Poetic Voices Without Borders 2
Robert L. Giron
Winner of the National Best Book Award for Fiction & Literature: Anthologies, sponsored by USA Book News - 2009
"The fence behind your house / is the zero border,' writes Martha Collins, but it's 'Hasta luego and over you go,' thus encapsulating the experience of the reader and many of the poets defining, challenging, and redefining the idea of borders in the multicultural, multilingual anthology Poetic Voices Without Borders 2 by Gival Press....
These poets, among 150 others in this collection encompassing nearly 300 poems, erect and dismantle borders in lingual, cultural, national, and personal terms....
[The] desire to cross boundaries, to transform and eradicate them—'as if to say that within literature there isn't a border for the human spirit'—is the commonality narrowing this wide arc to its flexible focus, and the stated goal of editor Robert L. Giron in his introduction....
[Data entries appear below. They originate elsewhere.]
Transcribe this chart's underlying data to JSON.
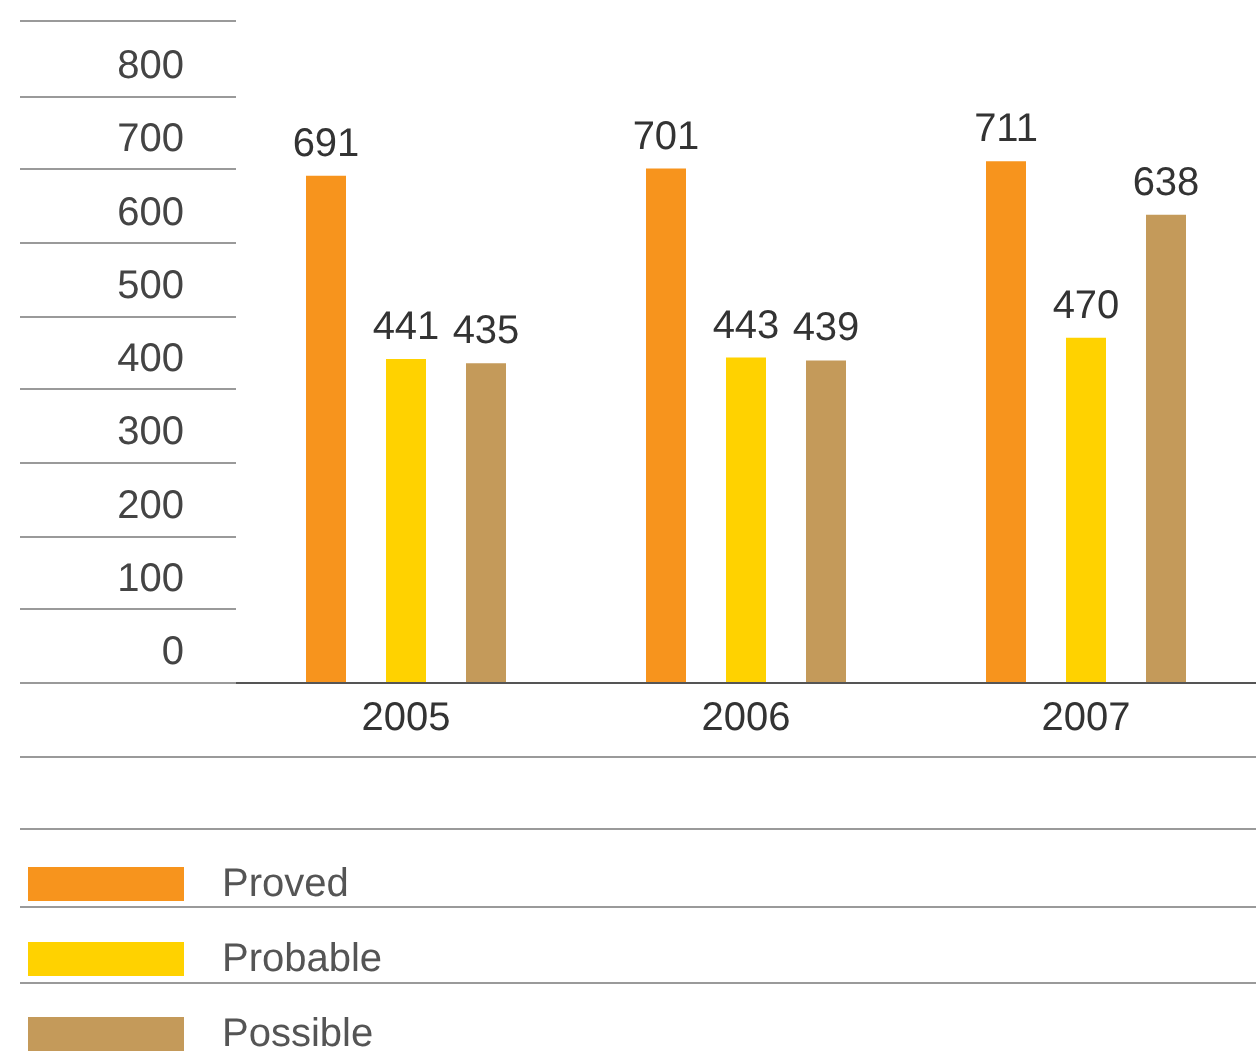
{
  "chart_data": {
    "type": "bar",
    "categories": [
      "2005",
      "2006",
      "2007"
    ],
    "series": [
      {
        "name": "Proved",
        "color": "#f7941d",
        "values": [
          691,
          701,
          711
        ]
      },
      {
        "name": "Probable",
        "color": "#ffd200",
        "values": [
          441,
          443,
          470
        ]
      },
      {
        "name": "Possible",
        "color": "#c49a5a",
        "values": [
          435,
          439,
          638
        ]
      }
    ],
    "ylim": [
      0,
      800
    ],
    "yticks": [
      0,
      100,
      200,
      300,
      400,
      500,
      600,
      700,
      800
    ],
    "data_labels": true,
    "legend": "bottom left"
  }
}
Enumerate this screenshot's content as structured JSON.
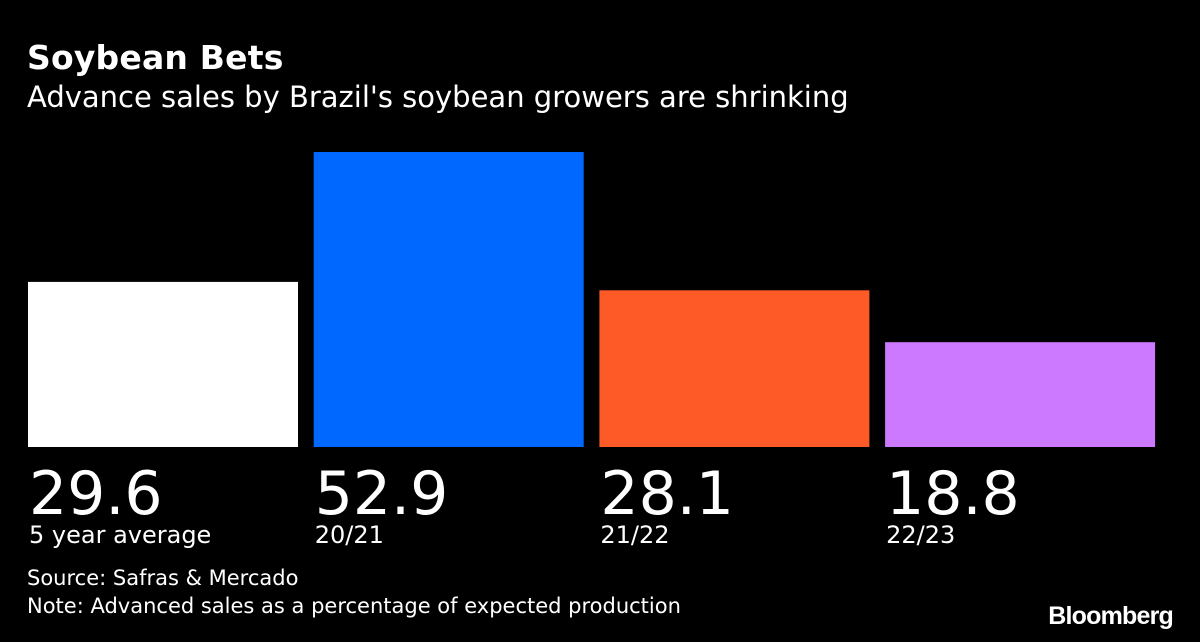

Poetic Voices Without Borders 2 is a tool to affect passage through these arbitrary boundaries. It is a literary passport for traveling beyond imposed limits, and one to keep close for handy reference, for as Collins assures us, 'You crossed the border hours ago.'
—Chip Livingston
Robert L. Giron
Robert L. Giron is the grandson of the late Casimiro E. (ès Monge) Giron, musician, composer, and conductor of his orchestra, and the great grandson of a pioneer of San Angelo, Texas, who ran his own stagecoach service between El Paso (formerly El Paso del Norte), San Angelo, and San Antonio before railroads arrived in West Texas. His family roots go back four centuries in what is now the USA. In addition to having Comanche and Mexican/Spanish roots on the maternal side of his family, he has paternal lineage to the houses of Spain (Osuna / Sevilla) and France (Lorraine). Giron holds a B.A. degree from the University of Texas at El Paso where he studied linguistics and foreign languages; he later did post graduate work in creative writing with José Antonio Villarreal, Jon Manchip White, and the late Raymond Carver. He also holds a master's from Southern Illinois University at Carbondale and later studied comparative literature at the University of Michigan at Ann Arbor under a Mellon Fellowship and has spent two summers at Selwyn College studying literature at the University of Cambridge International Summer Programme in Cambridge, England. Giron, a native of Nebraska, thinks of himself as a transplanted Texan who currently lives in Arlington, Virginia. He is the past coordinator of Honors Programs and teaches English, creative writing, and film and literature at Montgomery College in Takoma Park, Maryland. Trilingual, he writes in English, Spanish, and French.